Chipotle was another road trip staple since they’re widely available and affordable. All burrito fillings and wraps including both types of beans (yes, the pinto beans don’t contain pork any longer) are vegan with the obvious exception of meats, cheese, and sour cream.

Thai, Chinese, Mexican, Indian, Jamaican food. Ethnic restaurants all have vegan options and can easily veganize their vegetarian offerings. American restaurants, on the other hand, won’t offer much. You might need to settle for chips or various veggie sides. If you’re unlucky and find yourself stuck at a steak house for a meal, try ordering a plain baked potato and a few sides depending what they offer. Most restaurants, no matter how meat-heavy, can prepare plain steamed veggies, rice, or pasta.

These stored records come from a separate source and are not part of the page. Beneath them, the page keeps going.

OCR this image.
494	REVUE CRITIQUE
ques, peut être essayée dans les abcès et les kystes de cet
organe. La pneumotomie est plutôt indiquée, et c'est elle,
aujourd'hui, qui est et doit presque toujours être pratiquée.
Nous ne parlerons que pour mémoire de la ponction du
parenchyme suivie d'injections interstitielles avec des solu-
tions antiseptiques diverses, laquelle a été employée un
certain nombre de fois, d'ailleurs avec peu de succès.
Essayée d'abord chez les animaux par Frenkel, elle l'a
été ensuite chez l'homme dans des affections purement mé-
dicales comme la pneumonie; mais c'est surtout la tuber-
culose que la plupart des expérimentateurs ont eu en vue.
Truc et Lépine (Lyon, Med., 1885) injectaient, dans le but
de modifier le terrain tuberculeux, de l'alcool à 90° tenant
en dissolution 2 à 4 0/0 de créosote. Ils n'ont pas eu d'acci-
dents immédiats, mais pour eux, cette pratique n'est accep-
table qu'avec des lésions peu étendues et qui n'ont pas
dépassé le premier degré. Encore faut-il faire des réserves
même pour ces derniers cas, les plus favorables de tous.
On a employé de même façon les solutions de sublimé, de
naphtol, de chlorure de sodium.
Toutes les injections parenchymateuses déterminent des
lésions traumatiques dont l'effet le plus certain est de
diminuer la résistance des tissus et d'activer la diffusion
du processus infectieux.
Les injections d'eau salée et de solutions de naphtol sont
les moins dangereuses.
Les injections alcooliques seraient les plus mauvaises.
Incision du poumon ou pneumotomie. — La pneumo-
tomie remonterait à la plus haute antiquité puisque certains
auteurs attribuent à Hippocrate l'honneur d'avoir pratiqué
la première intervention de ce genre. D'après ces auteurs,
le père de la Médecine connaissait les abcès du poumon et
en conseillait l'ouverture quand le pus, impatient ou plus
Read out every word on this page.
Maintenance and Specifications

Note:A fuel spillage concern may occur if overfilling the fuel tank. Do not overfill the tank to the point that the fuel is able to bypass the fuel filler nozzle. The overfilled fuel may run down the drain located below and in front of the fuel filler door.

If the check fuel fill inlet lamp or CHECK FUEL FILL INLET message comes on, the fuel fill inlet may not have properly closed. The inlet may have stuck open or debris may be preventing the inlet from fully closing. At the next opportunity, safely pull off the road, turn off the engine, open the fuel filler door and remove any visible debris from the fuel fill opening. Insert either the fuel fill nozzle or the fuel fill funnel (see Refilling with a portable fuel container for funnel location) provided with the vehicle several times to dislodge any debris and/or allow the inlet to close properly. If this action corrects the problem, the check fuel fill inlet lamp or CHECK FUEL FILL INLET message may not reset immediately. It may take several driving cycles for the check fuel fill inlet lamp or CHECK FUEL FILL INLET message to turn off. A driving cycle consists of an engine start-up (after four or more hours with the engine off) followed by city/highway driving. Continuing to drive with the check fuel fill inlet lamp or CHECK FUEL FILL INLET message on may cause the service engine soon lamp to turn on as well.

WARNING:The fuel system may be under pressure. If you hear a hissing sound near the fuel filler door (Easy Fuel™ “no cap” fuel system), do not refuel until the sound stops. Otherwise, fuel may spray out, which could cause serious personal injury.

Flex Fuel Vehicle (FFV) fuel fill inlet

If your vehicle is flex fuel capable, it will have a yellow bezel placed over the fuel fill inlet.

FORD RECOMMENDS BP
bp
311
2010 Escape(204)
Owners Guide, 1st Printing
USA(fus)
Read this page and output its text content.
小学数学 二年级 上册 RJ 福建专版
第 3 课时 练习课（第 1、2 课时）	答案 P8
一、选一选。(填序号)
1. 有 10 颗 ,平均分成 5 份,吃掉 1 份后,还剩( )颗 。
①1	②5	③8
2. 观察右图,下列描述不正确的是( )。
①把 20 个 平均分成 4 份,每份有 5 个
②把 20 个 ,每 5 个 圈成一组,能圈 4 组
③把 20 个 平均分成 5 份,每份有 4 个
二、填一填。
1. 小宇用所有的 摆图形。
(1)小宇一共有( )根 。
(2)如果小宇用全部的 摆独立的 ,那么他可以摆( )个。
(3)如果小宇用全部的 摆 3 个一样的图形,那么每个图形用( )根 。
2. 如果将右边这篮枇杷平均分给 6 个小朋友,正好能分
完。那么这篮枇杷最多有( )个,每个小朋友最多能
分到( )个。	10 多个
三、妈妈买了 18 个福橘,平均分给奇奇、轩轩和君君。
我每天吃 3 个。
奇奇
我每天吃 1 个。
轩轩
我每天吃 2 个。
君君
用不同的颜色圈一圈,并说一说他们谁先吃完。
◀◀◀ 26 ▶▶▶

All-vegan restaurants or cafés – obviously! If you are lucky enough to live near all-vegan restaurants or cafés, I would definitely choose these over non-vegan establishments. It will give you peace of mind knowing that the entire restaurant is free from animal products, plus your money directly supports vegan businesses and ideas.

Watch your budget.

Remember that eating out is extremely costly when you consider how much food (and the type of food) you receive. Preparing these meals at home costs a fraction of what you’d pay in a restaurant. You’re also able to control exactly what goes into your food, so your meals are healthier, lower in fat and salt. Cooking at home also gives you more practice in the kitchen. With more practice, you’ll learn that cooking isn’t as intimidating or as time-consuming as you’d expect.

If you can afford these meals, by all means, go ahead, but don’t complain about the high cost of fruits and veggies. Unless you’re made of money, you can’t have it both ways. Just a wee rant!

This post is dedicated to my sister Donna, as she recently made the commitment to go vegan and I’m so proud of her! She asked me for eating out tips so I figured I could share them with others as well. I hope you find these tips useful!

Do you have any tips for eating out as a vegan?

What places or foods do you enjoy most when eating out?